Regarding the breach of the covenant of good faith and fair dealing, insurers can be sued for tort if they unreasonably refuse to provide a defense or delay payment of benefits, as this covenant imposes a heightened duty on insurers to act in good faith. Defendants contended that without a contractual relationship between LSIC and PSMIC, no implied covenant exists, and even if it did, PSMIC could not claim damages in the absence of loss to the insureds (FOF and FPI).
Plaintiff's implied covenant claim is valid despite challenges regarding privity of contract, as it is based on equitable subrogation, which does not require such privity; instead, it focuses on the indemnity nature of insurance. FOF and FPI, being named additional insureds, qualify as at least third-party beneficiaries, allowing them to enforce the insurer's obligations, including good faith in claims handling. The assertion that insureds suffered no loss that would impede subrogation is unfounded; the insured need not prove damages for the excess insurer to pursue subrogation for expenses incurred on their behalf. This enables PSMIC to sue the primary insurer for bad faith failure to protect the insured's interests. Previous cases cited by Defendants are not applicable as they involve different contexts or parties. Additionally, Plaintiff seeks declaratory relief regarding the obligation of Defendants to provide defense and indemnity to FOF and FPI, clarifying that PSMIC has already incurred costs of approximately $50,000 for these purposes. However, since declaratory relief is meant to address future rights rather than past grievances, and PSMIC has a matured cause of action for damages, the claim for declaratory relief is considered redundant and inappropriate.

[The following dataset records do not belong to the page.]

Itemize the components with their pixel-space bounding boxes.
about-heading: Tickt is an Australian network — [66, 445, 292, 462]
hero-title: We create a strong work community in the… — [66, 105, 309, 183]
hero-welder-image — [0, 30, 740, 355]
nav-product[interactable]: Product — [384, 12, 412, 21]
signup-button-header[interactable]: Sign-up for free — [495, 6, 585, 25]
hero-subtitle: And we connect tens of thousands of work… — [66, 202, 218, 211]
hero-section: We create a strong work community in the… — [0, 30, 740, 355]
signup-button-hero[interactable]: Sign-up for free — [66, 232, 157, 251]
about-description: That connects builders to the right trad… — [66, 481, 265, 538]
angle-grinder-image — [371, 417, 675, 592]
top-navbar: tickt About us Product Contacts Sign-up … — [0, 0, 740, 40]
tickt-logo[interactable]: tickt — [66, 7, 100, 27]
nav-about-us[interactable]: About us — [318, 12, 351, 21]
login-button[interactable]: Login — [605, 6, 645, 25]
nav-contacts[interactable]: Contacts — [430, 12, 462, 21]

Plaintiff's request for declaratory relief is dismissed as unnecessary since the underlying case has been settled, and the Plaintiff is instead seeking damages related to incurred expenditures. The court finds this request superfluous. Regarding punitive damages, Defendant argues that such damages are not assignable and should be stricken if Plaintiff's claim for breach of the covenant of good faith and fair dealing is not dismissed. However, the court rejects this argument, clarifying that punitive damages are a remedy associated with a claim, not a separate cause of action, and can be included in subrogation claims. Consequently, the motion to strike punitive damages is denied. The court partially grants and partially denies Defendant's motion to dismiss. It denies the dismissal of Plaintiff's claims for Breach of Contract and Breach of the Covenant of Good Faith and Fair Dealing, and also denies the request to strike punitive damages. However, it grants the dismissal of the declaratory relief claim due to the lack of a prospective controversy, with no leave to amend permitted. The court has determined that oral argument was unnecessary and has decided the matter based solely on submitted documents.